Is there any similar method like (accessions = doc.at_xpath('//Node/Childtag').content)
for Nokogiri::XML::SAX::Document?
I have XML like:
<accession>Police-1234</accession>
<accession>Police-6574</accession>
<police>
<privateCar>
<fullName>BMW 750Li</fullName>
</privateCar>
<officeCar>
<fullName>Ford Mustang GT</fullName>
</officeCar>
<optional>
<fullName>Porsche carrera 511</fullName>
</optional>
</police>
My code is some what like:
require 'rubygems'
require 'nokogiri'
include Nokogiri
class PostCallbacks < XML::SAX::Document
def initialize
@in_title = false
@in_title2 = false
end
def start_element(element, attributes)
@attrs = attributes
@content = ''
@in_title = element.eql?("accession")
# Collecting all the other nodes/tags
@in_title2 = element.eql?("fullName")
end
def end_document
# puts "Here is where the attributes could be played with"
end
def characters string
string.strip!
if @in_title and !string.empty?
puts "Accession: #{string}"
elsif @in_title2 and !string.empty?
puts "Full Name: #{string}"
end
@content << string if @content
end
end
parser = XML::SAX::Parser.new(PostCallbacks.new)

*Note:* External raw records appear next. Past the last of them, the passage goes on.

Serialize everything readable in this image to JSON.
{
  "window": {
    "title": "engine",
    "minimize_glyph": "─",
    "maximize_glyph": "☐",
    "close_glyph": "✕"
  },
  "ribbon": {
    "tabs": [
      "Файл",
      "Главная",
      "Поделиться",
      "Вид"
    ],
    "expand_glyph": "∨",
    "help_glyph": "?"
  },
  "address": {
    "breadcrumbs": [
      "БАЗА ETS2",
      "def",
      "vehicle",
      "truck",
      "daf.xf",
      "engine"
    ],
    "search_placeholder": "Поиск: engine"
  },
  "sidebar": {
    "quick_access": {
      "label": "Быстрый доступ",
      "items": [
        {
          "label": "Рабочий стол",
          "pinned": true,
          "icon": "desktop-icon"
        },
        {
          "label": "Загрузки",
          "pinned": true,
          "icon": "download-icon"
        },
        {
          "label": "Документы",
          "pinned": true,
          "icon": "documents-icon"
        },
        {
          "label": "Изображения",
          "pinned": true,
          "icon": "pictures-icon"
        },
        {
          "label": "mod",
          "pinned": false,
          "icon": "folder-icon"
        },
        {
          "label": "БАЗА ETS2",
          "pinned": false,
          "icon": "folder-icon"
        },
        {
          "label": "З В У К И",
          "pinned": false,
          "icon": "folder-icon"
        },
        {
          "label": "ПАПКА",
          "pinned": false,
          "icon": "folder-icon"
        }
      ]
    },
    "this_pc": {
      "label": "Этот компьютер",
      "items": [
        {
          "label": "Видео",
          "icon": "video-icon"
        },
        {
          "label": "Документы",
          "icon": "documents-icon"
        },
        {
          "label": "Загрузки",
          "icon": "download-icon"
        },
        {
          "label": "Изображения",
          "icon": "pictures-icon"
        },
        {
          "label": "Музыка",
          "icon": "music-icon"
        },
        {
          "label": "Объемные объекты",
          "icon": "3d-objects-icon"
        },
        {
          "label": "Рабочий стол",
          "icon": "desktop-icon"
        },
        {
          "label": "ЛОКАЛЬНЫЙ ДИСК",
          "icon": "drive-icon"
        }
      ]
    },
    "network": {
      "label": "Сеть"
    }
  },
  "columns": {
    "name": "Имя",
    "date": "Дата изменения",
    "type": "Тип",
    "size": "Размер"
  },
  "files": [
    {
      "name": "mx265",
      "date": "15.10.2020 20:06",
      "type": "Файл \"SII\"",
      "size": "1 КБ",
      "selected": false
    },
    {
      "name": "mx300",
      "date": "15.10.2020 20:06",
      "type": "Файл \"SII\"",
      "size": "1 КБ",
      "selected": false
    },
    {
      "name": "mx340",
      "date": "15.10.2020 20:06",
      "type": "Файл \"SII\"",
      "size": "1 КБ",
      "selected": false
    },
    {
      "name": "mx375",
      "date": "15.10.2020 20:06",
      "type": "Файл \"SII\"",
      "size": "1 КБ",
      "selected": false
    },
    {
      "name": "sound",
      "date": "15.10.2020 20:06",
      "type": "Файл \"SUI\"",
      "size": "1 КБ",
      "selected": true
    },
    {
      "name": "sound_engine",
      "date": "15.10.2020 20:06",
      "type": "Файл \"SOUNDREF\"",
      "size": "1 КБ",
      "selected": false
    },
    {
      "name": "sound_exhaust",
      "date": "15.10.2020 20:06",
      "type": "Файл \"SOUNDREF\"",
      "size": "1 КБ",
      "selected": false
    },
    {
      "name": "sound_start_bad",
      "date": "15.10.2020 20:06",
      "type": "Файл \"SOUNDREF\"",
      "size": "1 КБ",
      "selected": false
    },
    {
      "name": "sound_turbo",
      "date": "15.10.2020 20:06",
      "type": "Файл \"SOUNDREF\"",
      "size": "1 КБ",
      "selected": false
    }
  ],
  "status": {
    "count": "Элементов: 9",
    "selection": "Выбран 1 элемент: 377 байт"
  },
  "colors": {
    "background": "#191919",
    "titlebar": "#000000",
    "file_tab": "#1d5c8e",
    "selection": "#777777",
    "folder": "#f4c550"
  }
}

parser.parse(File.open(ARGV[0]))
My results are:
Accessions:Police-1234
Accessions:Police-6574
Full Name: BMW 750Li
Full Name: Ford Mustang GT
Full Name: Porsche carrera 511
Now I have two questions.
- How do I only restrict collecting the "accession" element with value "Police-1234".
- I want to only retrieve the full name of the privateCar's child. i.e I want only BMW 750Li as my result.
For the first point, I generally use doc.xpath(//accession).first
to pull out the first entry in the XML.
For the second point, I know I can select it using XPath with doc.at_xpath(//police/privateCar/fullName)
, but is there something similar for the SAX parser?
I am using SAX since I have a large XML file to be parsed.